Where is NYC landscape changing faster in multi-dwelling (residential rental unit) housing?
The Department of Housing Preservation and Development collects registration information from owners of residential rental unit. The data set has 171708 observations and 16 variables beginning from 1993 to present. The data is provided by NYC OpenData | Department of Housing Preservation and Development (HPD) as an observational study.
The dataset column name and description:| Variable | Definition |
|---|---|
| RegistrationID | Unique identifier of Registration |
| BuildingID | Unique identifier of building being registered |
| BoroID | Unique identifier of a borough |
| Boro | Boro code (1 = Manhattan, 2 = Bronx, 3 = Brooklyn, 4 = Queens, 5 = Staten Island) |
| HouseNumber | Address informatin for the building |
| LowHouseNumber | Address information for the building |
| HighHouseNumber | Address information for the building |
| StreetName | Address information for the building |
| StreetCode | Address information for the building |
| Zip | Address information for the building |
| Block | Tax block for building |
| Lot | Tax lot for building |
| BIN | DCP Building Identification Number for building |
| CommunityBoard | Community Board for building |
| LastRegistrationDate | Date on which the registration information was processed |
| RegistrationEndDate | Expiration date of registration record |
1. Removing variables with duplicate definition and non-influential variables for the data visualization analysis.
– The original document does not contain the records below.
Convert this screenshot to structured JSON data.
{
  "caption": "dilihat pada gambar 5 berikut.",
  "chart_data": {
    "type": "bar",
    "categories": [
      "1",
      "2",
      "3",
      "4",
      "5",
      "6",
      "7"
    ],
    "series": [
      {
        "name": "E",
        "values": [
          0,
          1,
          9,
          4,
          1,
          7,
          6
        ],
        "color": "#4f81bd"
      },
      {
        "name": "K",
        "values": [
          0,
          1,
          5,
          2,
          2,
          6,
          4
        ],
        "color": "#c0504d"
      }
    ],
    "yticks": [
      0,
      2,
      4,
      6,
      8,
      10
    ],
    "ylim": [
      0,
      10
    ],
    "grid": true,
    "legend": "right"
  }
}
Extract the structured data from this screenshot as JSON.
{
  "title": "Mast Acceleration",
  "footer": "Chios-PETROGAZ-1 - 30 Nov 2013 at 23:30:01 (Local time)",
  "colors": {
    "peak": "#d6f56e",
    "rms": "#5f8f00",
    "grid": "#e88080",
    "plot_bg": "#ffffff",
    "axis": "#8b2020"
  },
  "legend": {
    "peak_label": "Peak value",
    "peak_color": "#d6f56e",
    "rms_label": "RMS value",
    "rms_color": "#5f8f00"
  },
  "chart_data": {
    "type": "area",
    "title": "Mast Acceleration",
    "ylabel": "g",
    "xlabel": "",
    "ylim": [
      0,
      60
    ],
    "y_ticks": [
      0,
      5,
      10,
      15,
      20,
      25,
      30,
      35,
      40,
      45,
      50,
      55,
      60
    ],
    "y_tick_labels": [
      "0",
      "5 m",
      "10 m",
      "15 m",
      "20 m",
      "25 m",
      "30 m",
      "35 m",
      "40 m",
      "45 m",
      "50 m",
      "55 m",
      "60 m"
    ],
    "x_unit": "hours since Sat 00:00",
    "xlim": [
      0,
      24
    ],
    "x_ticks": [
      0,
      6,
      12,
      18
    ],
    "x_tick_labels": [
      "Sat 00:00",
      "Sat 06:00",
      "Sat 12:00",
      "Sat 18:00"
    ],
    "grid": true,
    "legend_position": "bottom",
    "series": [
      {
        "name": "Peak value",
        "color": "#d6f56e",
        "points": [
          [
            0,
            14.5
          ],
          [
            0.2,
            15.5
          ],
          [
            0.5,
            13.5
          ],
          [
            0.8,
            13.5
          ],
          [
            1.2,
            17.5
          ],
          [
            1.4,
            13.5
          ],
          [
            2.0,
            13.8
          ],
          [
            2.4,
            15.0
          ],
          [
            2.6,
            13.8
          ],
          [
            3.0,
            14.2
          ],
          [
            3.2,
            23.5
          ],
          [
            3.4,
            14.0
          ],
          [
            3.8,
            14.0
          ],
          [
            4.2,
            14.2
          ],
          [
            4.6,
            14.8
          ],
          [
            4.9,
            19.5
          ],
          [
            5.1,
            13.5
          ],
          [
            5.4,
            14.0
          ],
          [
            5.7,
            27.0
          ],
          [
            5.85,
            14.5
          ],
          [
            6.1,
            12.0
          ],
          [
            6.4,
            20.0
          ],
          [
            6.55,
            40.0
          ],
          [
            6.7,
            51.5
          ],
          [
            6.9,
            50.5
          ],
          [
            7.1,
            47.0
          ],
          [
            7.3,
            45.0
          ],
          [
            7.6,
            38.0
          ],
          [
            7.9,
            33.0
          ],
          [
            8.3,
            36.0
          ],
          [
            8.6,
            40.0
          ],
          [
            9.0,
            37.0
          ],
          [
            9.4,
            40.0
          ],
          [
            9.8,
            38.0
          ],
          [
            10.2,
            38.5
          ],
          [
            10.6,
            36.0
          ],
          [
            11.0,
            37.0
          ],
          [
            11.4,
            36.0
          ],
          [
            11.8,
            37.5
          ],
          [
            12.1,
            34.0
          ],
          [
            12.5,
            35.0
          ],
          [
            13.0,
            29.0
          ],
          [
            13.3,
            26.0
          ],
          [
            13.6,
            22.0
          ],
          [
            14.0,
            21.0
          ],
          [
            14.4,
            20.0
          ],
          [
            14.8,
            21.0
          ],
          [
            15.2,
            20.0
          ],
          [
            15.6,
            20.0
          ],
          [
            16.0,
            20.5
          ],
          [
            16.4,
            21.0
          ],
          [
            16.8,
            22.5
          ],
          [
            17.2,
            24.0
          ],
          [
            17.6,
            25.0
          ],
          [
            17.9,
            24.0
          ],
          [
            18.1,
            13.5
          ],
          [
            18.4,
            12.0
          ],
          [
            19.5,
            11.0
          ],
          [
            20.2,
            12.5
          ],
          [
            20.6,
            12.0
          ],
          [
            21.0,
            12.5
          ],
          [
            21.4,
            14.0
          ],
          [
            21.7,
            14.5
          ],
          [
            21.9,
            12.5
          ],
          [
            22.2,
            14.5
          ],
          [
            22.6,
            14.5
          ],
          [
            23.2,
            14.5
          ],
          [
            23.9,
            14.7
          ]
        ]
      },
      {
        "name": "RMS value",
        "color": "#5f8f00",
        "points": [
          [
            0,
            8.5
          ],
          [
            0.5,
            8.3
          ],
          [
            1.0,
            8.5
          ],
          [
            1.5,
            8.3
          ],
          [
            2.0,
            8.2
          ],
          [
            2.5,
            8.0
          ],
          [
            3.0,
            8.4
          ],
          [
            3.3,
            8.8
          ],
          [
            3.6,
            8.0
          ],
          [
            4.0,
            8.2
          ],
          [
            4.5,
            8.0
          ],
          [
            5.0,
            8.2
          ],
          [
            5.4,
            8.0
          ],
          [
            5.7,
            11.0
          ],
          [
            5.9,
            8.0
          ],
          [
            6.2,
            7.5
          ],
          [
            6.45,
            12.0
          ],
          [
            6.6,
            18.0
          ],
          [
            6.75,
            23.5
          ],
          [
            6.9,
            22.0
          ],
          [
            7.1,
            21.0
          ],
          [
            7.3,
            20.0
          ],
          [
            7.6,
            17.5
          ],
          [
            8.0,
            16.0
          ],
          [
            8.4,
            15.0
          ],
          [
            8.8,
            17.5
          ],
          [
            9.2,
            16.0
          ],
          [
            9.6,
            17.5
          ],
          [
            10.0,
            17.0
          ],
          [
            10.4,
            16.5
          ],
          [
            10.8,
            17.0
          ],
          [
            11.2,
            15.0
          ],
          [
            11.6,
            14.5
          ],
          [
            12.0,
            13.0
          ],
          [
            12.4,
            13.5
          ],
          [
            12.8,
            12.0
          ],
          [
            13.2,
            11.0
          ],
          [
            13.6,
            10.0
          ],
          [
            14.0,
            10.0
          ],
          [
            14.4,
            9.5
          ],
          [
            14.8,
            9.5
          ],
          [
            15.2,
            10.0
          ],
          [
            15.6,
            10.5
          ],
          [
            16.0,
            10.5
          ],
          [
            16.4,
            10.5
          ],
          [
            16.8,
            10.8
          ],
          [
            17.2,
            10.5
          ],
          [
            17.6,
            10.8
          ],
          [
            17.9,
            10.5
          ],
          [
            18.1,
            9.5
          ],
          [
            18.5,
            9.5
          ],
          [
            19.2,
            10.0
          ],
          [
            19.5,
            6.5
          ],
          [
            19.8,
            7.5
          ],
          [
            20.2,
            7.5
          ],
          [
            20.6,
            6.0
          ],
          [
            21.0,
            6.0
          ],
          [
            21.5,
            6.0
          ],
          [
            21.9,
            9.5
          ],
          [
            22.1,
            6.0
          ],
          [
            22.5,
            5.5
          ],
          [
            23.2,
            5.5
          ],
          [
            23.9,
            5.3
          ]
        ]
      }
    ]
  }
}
2. Explore the data frame summary
statistical values for each vector:
## boroid boro housenumber streetname
## Min. :1.000 Length:171708 Length:171708 Length:171708
## 1st Qu.:2.000 Class :character Class :character Class :character
## Median :3.000 Mode :character Mode :character Mode :character
## Mean :2.816
## 3rd Qu.:4.000
## Max. :5.000
##
## streetcode zip block lot
## Min. : 0 Min. : 1138 Min. : 1 Min. : 1.0
## 1st Qu.:15910 1st Qu.: 10461 1st Qu.: 1372 1st Qu.: 18.0
## Median :31320 Median : 11212 Median : 2707 Median : 37.0
## Mean :35427 Mean : 10930 Mean : 3532 Mean : 532.8
## 3rd Qu.:53000 3rd Qu.: 11234 3rd Qu.: 4977 3rd Qu.: 62.0
## Max. :99900 Max. :112233 Max. :16317 Max. :9100.0
## NA's :711
## bin communityboard lastregistrationdate
## Min. : 0 Min. : 0.000 Min. :1993-04-01 00:00:00
## 1st Qu.:2060667 1st Qu.: 3.000 1st Qu.:2021-07-02 00:00:00
## Median :3077899 Median : 7.000 Median :2021-10-29 00:00:00
## Mean :2935937 Mean : 7.102 Mean :2020-10-10 00:05:57
## 3rd Qu.:4006507 3rd Qu.:11.000 3rd Qu.:2022-07-13 00:00:00
## Max. :5861193 Max. :86.000 Max. :2022-08-31 00:00:00
## NA's :36 NA's :1849
## registrationenddate
## Min. :1994-05-31 00:00:00
## 1st Qu.:2021-09-01 00:00:00
## Median :2022-09-01 00:00:00
## Mean :2021-09-03 20:47:36
## 3rd Qu.:2023-09-01 00:00:00
## Max. :2023-09-01 00:00:00
##
The summary() function shows the variable object class
(integer, character, number, and
POSIXct/date-time), the minimum value, the 1st quartile
(25th percentile), the median value, the 3rd quartile (75th percentile),
and the maximum value.
The data frame contains missing values, NA's, for these
variables:
these missing values will remain due to a possible negative impact on data analysis. To avoid data reduction, we will explore the Kaggle boosters imputation techniques.
3. Removing the time values from the
POSIXct class in variables, lastregistrationdate
and registrationenddate.
1. Viewing the distribution of residential rental dwellings among NYC boroughs.
2. A table display of the cumulative count for each borough:
| boro | count |
|---|---|
| BRONX | 23099 |
| BROOKLYN | 75316 |
| MANHATTAN | 28672 |
| QUEENS | 40318 |
| STATEN ISLAND | 4303 |
3. A time series span on the registration expiration data for each borough.
4. A time series span of the processed registration by each borough.
The data indicates a high growth in registration of residential
rental units in the borough of Brooklyn and then
Queens. The time series visualizations indicates a constant
low activity for approximately 28 years, then a sudden increase during
2021. A granular analysts will provide insights on the yearly and
monthly quantitative distribution for each borough.
The document analysis may be reproduced as a static or dynamic format
using shiny applications and PDF outputs.